The MediaWiki wikitext parser is not a “parser” as such; it’s a pile of regular expressions, using PCRE as found in PHP. There are preprocessing and postprocessing steps. No formal definition of wikitext exists; the definition is literally “whatever the parser does.” Lots of features of wikitext that people use in practice are actually quirks of the implementation.
This is a serious problem. Rendering a complex page on en:wp can take several seconds on the reasonably fast WMF servers. Third-party processing of wikitext into XML, HTML or other formats is not reliably possible. You can’t drop in a faster parser if you happen to have access to gcc on your server. Solid WYSIWYG editing, as opposed to the many approximations over the years (some very good, but still very approximate), could really do with a formally-described language to work to. (That’s not all it needs, but it’s pretty much needed to make it solid.)
Actually describing wikitext is something many people have attempted and ended up dashing their brains against the rocks of. The hard stuff is the last 5%, and almost all of the horrible stuff needs to work because it’s used in the vast existing body of wikitext. Wikitext is provably impossible to describe as EBNF. Steve Bennett tried ANTLR and that effort failed too.
If you’ve ever spat and cursed at the MediaWiki parser, you may care to glance at this month’s wikitext-l archives. (That’s the list
Tim Starling Domas Mituzas created to keep us from clogging wikitech-l with gibbering insanity.) Andreas Jonsson has been having a good hack at it, and he thinks he’s cracked it.

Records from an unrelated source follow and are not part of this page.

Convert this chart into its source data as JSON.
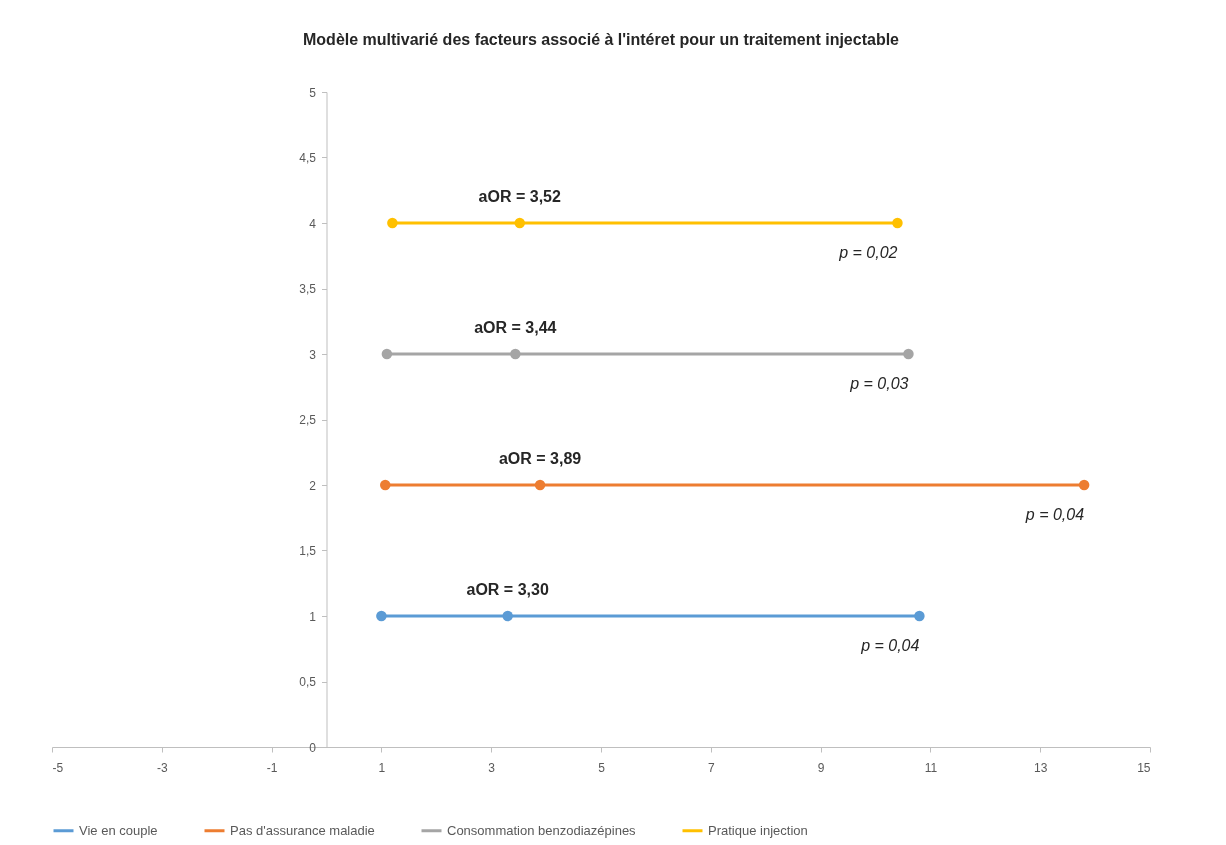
{
  "chart_data": {
    "type": "line",
    "title": "Modèle multivarié des facteurs associé à l'intéret pour un traitement injectable",
    "series": [
      {
        "name": "Vie en couple",
        "color": "#5b9bd5",
        "x": [
          1.0,
          3.3,
          10.8
        ],
        "values": [
          1,
          1,
          1
        ]
      },
      {
        "name": "Pas d'assurance maladie",
        "color": "#ed7d31",
        "x": [
          1.07,
          3.89,
          13.8
        ],
        "values": [
          2,
          2,
          2
        ]
      },
      {
        "name": "Consommation benzodiazépines",
        "color": "#a5a5a5",
        "x": [
          1.1,
          3.44,
          10.6
        ],
        "values": [
          3,
          3,
          3
        ]
      },
      {
        "name": "Pratique injection",
        "color": "#ffc000",
        "x": [
          1.2,
          3.52,
          10.4
        ],
        "values": [
          4,
          4,
          4
        ]
      }
    ],
    "annotations": [
      {
        "text": "aOR = 3,30",
        "x": 3.3,
        "y": 1
      },
      {
        "text": "p = 0,04",
        "x": 10.8,
        "y": 1
      },
      {
        "text": "aOR = 3,89",
        "x": 3.89,
        "y": 2
      },
      {
        "text": "p = 0,04",
        "x": 13.8,
        "y": 2
      },
      {
        "text": "aOR = 3,44",
        "x": 3.44,
        "y": 3
      },
      {
        "text": "p = 0,03",
        "x": 10.6,
        "y": 3
      },
      {
        "text": "aOR = 3,52",
        "x": 3.52,
        "y": 4
      },
      {
        "text": "p = 0,02",
        "x": 10.4,
        "y": 4
      }
    ],
    "xlim": [
      -5,
      15
    ],
    "xticks": [
      -5,
      -3,
      -1,
      1,
      3,
      5,
      7,
      9,
      11,
      13,
      15
    ],
    "ylim": [
      0,
      5
    ],
    "yticks": [
      0,
      {
        "value": 0.5,
        "label": "0,5"
      },
      1,
      {
        "value": 1.5,
        "label": "1,5"
      },
      2,
      {
        "value": 2.5,
        "label": "2,5"
      },
      3,
      {
        "value": 3.5,
        "label": "3,5"
      },
      4,
      {
        "value": 4.5,
        "label": "4,5"
      },
      5
    ],
    "marker": "circle",
    "line_style": "solid",
    "legend": "bottom",
    "grid": false
  }
}
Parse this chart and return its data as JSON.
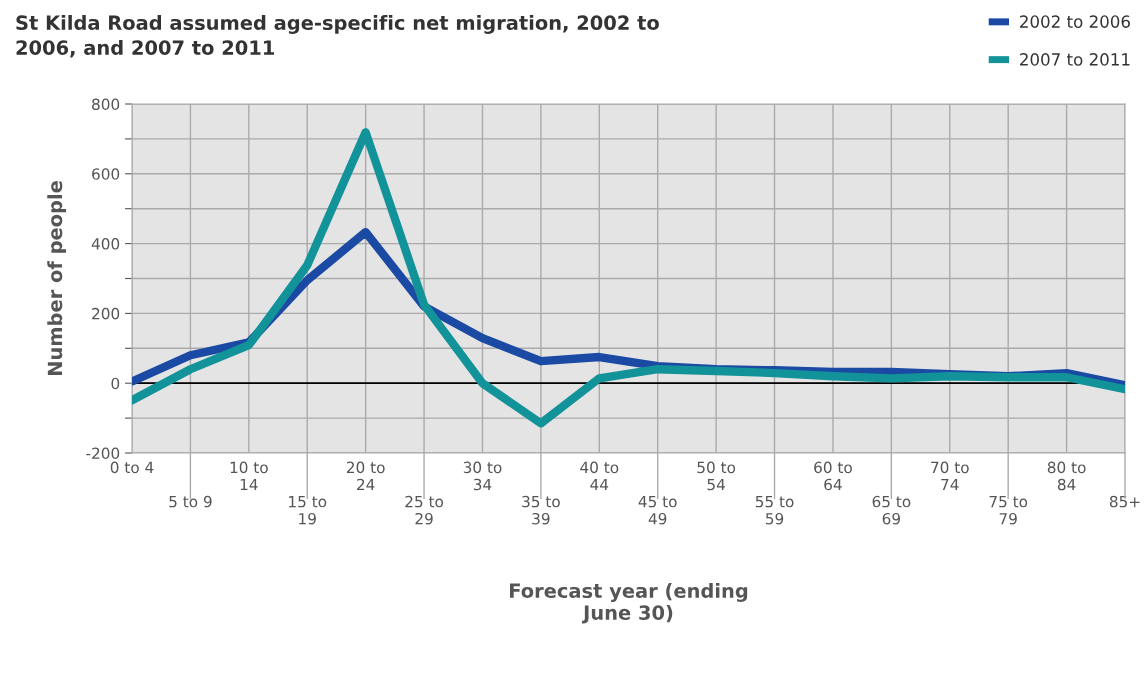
{
  "chart_data": {
    "type": "line",
    "title": "St Kilda Road assumed age-specific net migration, 2002 to 2006, and 2007 to 2011",
    "xlabel": "Forecast year (ending June 30)",
    "ylabel": "Number of people",
    "categories": [
      "0 to 4",
      "5 to 9",
      "10 to 14",
      "15 to 19",
      "20 to 24",
      "25 to 29",
      "30 to 34",
      "35 to 39",
      "40 to 44",
      "45 to 49",
      "50 to 54",
      "55 to 59",
      "60 to 64",
      "65 to 69",
      "70 to 74",
      "75 to 79",
      "80 to 84",
      "85+"
    ],
    "series": [
      {
        "name": "2002 to 2006",
        "color": "#1a4aa3",
        "values": [
          5,
          80,
          117,
          295,
          433,
          220,
          129,
          63,
          75,
          49,
          40,
          37,
          32,
          32,
          26,
          20,
          29,
          -6
        ]
      },
      {
        "name": "2007 to 2011",
        "color": "#12939a",
        "values": [
          -49,
          40,
          109,
          338,
          719,
          225,
          0,
          -115,
          14,
          40,
          35,
          29,
          20,
          14,
          20,
          17,
          17,
          -17
        ]
      }
    ],
    "ylim": [
      -200,
      800
    ],
    "yticks": [
      -200,
      {
        "value": -100,
        "label": null
      },
      0,
      {
        "value": 100,
        "label": null
      },
      200,
      {
        "value": 300,
        "label": null
      },
      400,
      {
        "value": 500,
        "label": null
      },
      600,
      {
        "value": 700,
        "label": null
      },
      800
    ],
    "ref_lines": [
      {
        "axis": "y",
        "value": 0,
        "label": null,
        "color": "#000000"
      }
    ],
    "grid": true,
    "legend": "top right",
    "marker": "none",
    "line_style": "solid"
  }
}
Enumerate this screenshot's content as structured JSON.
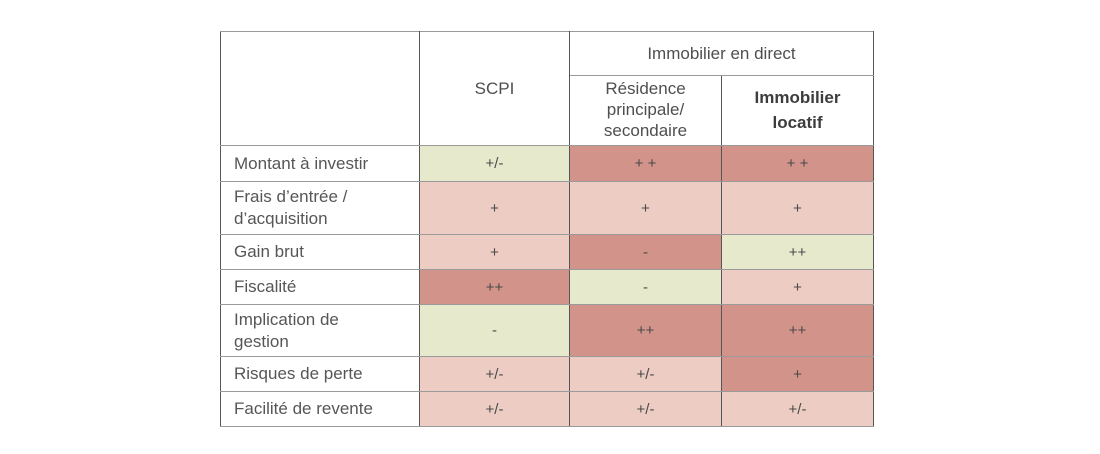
{
  "table": {
    "header": {
      "corner": "",
      "scpi": "SCPI",
      "group": "Immobilier en direct",
      "sub_residence": "Résidence principale/ secondaire",
      "sub_locatif": "Immobilier locatif"
    },
    "cell_colors": {
      "light_green": "#e6e9cc",
      "light_pink": "#ecccc3",
      "salmon": "#d2938a"
    },
    "rows": [
      {
        "label": "Montant à investir",
        "cells": [
          {
            "value": "+/-",
            "color": "light_green"
          },
          {
            "value": "+ +",
            "color": "salmon"
          },
          {
            "value": "+ +",
            "color": "salmon"
          }
        ]
      },
      {
        "label": "Frais d’entrée / d’acquisition",
        "cells": [
          {
            "value": "+",
            "color": "light_pink"
          },
          {
            "value": "+",
            "color": "light_pink"
          },
          {
            "value": "+",
            "color": "light_pink"
          }
        ]
      },
      {
        "label": "Gain brut",
        "cells": [
          {
            "value": "+",
            "color": "light_pink"
          },
          {
            "value": "-",
            "color": "salmon"
          },
          {
            "value": "++",
            "color": "light_green"
          }
        ]
      },
      {
        "label": "Fiscalité",
        "cells": [
          {
            "value": "++",
            "color": "salmon"
          },
          {
            "value": "-",
            "color": "light_green"
          },
          {
            "value": "+",
            "color": "light_pink"
          }
        ]
      },
      {
        "label": "Implication de gestion",
        "cells": [
          {
            "value": "-",
            "color": "light_green"
          },
          {
            "value": "++",
            "color": "salmon"
          },
          {
            "value": "++",
            "color": "salmon"
          }
        ]
      },
      {
        "label": "Risques de perte",
        "cells": [
          {
            "value": "+/-",
            "color": "light_pink"
          },
          {
            "value": "+/-",
            "color": "light_pink"
          },
          {
            "value": "+",
            "color": "salmon"
          }
        ]
      },
      {
        "label": "Facilité de revente",
        "cells": [
          {
            "value": "+/-",
            "color": "light_pink"
          },
          {
            "value": "+/-",
            "color": "light_pink"
          },
          {
            "value": "+/-",
            "color": "light_pink"
          }
        ]
      }
    ]
  }
}
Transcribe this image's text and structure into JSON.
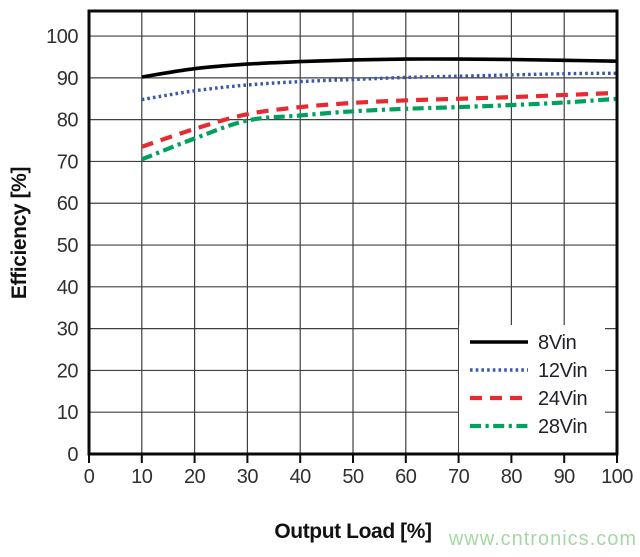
{
  "watermark": {
    "text": "www.cntronics.com",
    "color": "#a6d7a6"
  },
  "chart_data": {
    "type": "line",
    "title": "",
    "xlabel": "Output Load [%]",
    "ylabel": "Efficiency [%]",
    "xlim": [
      0,
      100
    ],
    "ylim": [
      0,
      106
    ],
    "xticks": [
      0,
      10,
      20,
      30,
      40,
      50,
      60,
      70,
      80,
      90,
      100
    ],
    "yticks": [
      0,
      10,
      20,
      30,
      40,
      50,
      60,
      70,
      80,
      90,
      100
    ],
    "grid": true,
    "legend_position": "bottom-right",
    "x": [
      10,
      20,
      30,
      40,
      50,
      60,
      70,
      80,
      90,
      100
    ],
    "series": [
      {
        "name": "8Vin",
        "style": "solid",
        "color": "#000000",
        "values": [
          90.2,
          92.2,
          93.3,
          93.9,
          94.3,
          94.5,
          94.5,
          94.4,
          94.2,
          94.0
        ]
      },
      {
        "name": "12Vin",
        "style": "dotted",
        "color": "#3a58a8",
        "values": [
          84.8,
          86.9,
          88.3,
          89.1,
          89.6,
          90.1,
          90.4,
          90.7,
          91.0,
          91.1
        ]
      },
      {
        "name": "24Vin",
        "style": "dashed",
        "color": "#e62b30",
        "values": [
          73.5,
          77.8,
          81.3,
          83.0,
          84.0,
          84.6,
          85.0,
          85.4,
          85.9,
          86.4
        ]
      },
      {
        "name": "28Vin",
        "style": "dashdot",
        "color": "#00a15d",
        "values": [
          70.5,
          75.5,
          79.8,
          81.0,
          82.0,
          82.6,
          83.0,
          83.5,
          84.1,
          85.0
        ]
      }
    ],
    "colors": {
      "grid": "#404040",
      "frame": "#0a0a0a",
      "tick_label": "#303030",
      "axis_title": "#111111",
      "legend_text": "#20202a",
      "legend_bg": "#ffffff",
      "background": "#ffffff"
    }
  }
}
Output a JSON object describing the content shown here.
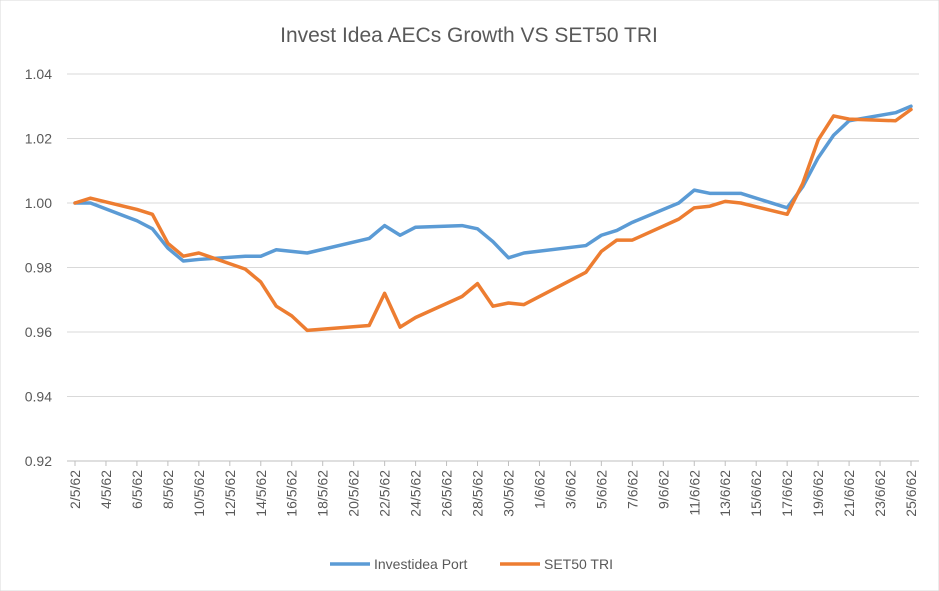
{
  "chart_data": {
    "type": "line",
    "title": "Invest Idea AECs Growth VS SET50 TRI",
    "x": [
      "2/5/62",
      "3/5/62",
      "6/5/62",
      "7/5/62",
      "8/5/62",
      "9/5/62",
      "10/5/62",
      "13/5/62",
      "14/5/62",
      "15/5/62",
      "16/5/62",
      "17/5/62",
      "21/5/62",
      "22/5/62",
      "23/5/62",
      "24/5/62",
      "27/5/62",
      "28/5/62",
      "29/5/62",
      "30/5/62",
      "31/5/62",
      "4/6/62",
      "5/6/62",
      "6/6/62",
      "7/6/62",
      "10/6/62",
      "11/6/62",
      "12/6/62",
      "13/6/62",
      "14/6/62",
      "17/6/62",
      "18/6/62",
      "19/6/62",
      "20/6/62",
      "21/6/62",
      "24/6/62",
      "25/6/62"
    ],
    "series": [
      {
        "name": "Investidea Port",
        "color": "#5b9bd5",
        "values": [
          1.0,
          1.0,
          0.9945,
          0.992,
          0.986,
          0.982,
          0.9825,
          0.9835,
          0.9835,
          0.9855,
          0.985,
          0.9845,
          0.989,
          0.993,
          0.99,
          0.9925,
          0.993,
          0.992,
          0.988,
          0.983,
          0.9845,
          0.9868,
          0.99,
          0.9915,
          0.994,
          1.0,
          1.004,
          1.003,
          1.003,
          1.003,
          0.9985,
          1.005,
          1.014,
          1.021,
          1.0255,
          1.028,
          1.03
        ]
      },
      {
        "name": "SET50 TRI",
        "color": "#ed7d31",
        "values": [
          1.0,
          1.0015,
          0.998,
          0.9965,
          0.9875,
          0.9835,
          0.9845,
          0.9795,
          0.9755,
          0.968,
          0.965,
          0.9605,
          0.962,
          0.972,
          0.9615,
          0.9645,
          0.971,
          0.975,
          0.968,
          0.969,
          0.9685,
          0.9785,
          0.985,
          0.9885,
          0.9885,
          0.995,
          0.9985,
          0.999,
          1.0005,
          1.0,
          0.9965,
          1.006,
          1.0195,
          1.027,
          1.026,
          1.0255,
          1.029
        ]
      }
    ],
    "xlim": [
      "2/5/62",
      "25/6/62"
    ],
    "xticks": [
      "2/5/62",
      "4/5/62",
      "6/5/62",
      "8/5/62",
      "10/5/62",
      "12/5/62",
      "14/5/62",
      "16/5/62",
      "18/5/62",
      "20/5/62",
      "22/5/62",
      "24/5/62",
      "26/5/62",
      "28/5/62",
      "30/5/62",
      "1/6/62",
      "3/6/62",
      "5/6/62",
      "7/6/62",
      "9/6/62",
      "11/6/62",
      "13/6/62",
      "15/6/62",
      "17/6/62",
      "19/6/62",
      "21/6/62",
      "23/6/62",
      "25/6/62"
    ],
    "ylim": [
      0.92,
      1.04
    ],
    "yticks": [
      0.92,
      0.94,
      0.96,
      0.98,
      {
        "value": 1.0,
        "label": "1.00"
      },
      1.02,
      1.04
    ],
    "grid": true,
    "legend": "bottom"
  }
}
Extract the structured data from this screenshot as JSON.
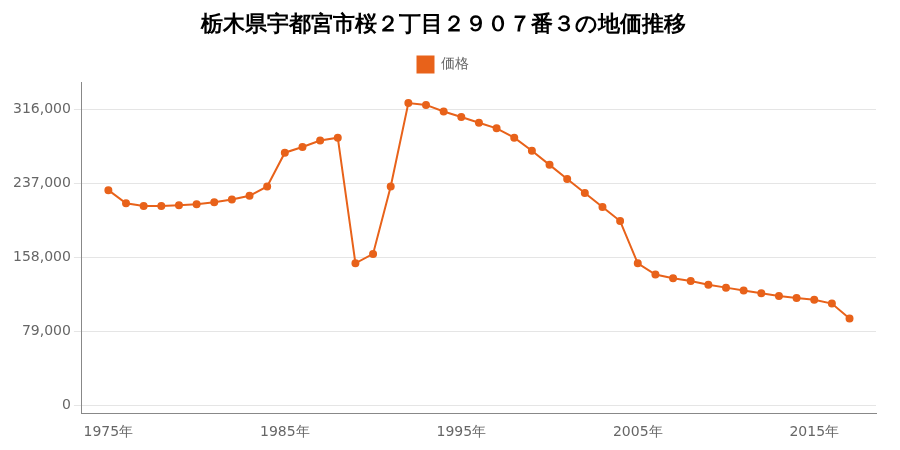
{
  "chart_data": {
    "type": "line",
    "title": "栃木県宇都宮市桜２丁目２９０７番３の地価推移",
    "x": [
      1975,
      1976,
      1977,
      1978,
      1979,
      1980,
      1981,
      1982,
      1983,
      1984,
      1985,
      1986,
      1987,
      1988,
      1989,
      1990,
      1991,
      1992,
      1993,
      1994,
      1995,
      1996,
      1997,
      1998,
      1999,
      2000,
      2001,
      2002,
      2003,
      2004,
      2005,
      2006,
      2007,
      2008,
      2009,
      2010,
      2011,
      2012,
      2013,
      2014,
      2015,
      2016,
      2017
    ],
    "series": [
      {
        "name": "価格",
        "color": "#e8621a",
        "marker": "circle",
        "values": [
          230000,
          216000,
          213000,
          213000,
          214000,
          215000,
          217000,
          220000,
          224000,
          234000,
          270000,
          276000,
          283000,
          286000,
          152000,
          162000,
          234000,
          323000,
          321000,
          314000,
          308000,
          302000,
          296000,
          286000,
          272000,
          257000,
          242000,
          227000,
          212000,
          197000,
          152000,
          140000,
          136000,
          133000,
          129000,
          126000,
          123000,
          120000,
          117000,
          115000,
          113000,
          109000,
          93000
        ]
      }
    ],
    "xlim": [
      1973.5,
      2018.5
    ],
    "xticks": [
      {
        "value": 1975,
        "label": "1975年"
      },
      {
        "value": 1985,
        "label": "1985年"
      },
      {
        "value": 1995,
        "label": "1995年"
      },
      {
        "value": 2005,
        "label": "2005年"
      },
      {
        "value": 2015,
        "label": "2015年"
      }
    ],
    "ylim": [
      -8000,
      345000
    ],
    "yticks": [
      0,
      {
        "value": 79000,
        "label": "79,000"
      },
      {
        "value": 158000,
        "label": "158,000"
      },
      {
        "value": 237000,
        "label": "237,000"
      },
      {
        "value": 316000,
        "label": "316,000"
      }
    ],
    "grid": "y",
    "legend": "top"
  }
}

This won’t become the parser without some serious compatibility testing … and being faster than the existing one. But this even existing will mean third parties can use a compiled C parser instead of PHP, third parties can process wikitext with blithe abandon without a magic black box MediaWiki installation, dogs and cats can live together in Californian gay marriage and the world will be just that little bit more beautiful. Andreas’ mortal shell, mind destroyed by contemplation of insanity beyond the power of the fragile human frame to take, would be in line for the Nobel Prize for Wikipedia. Could be good. Should be in the WMF Subversion within a few days.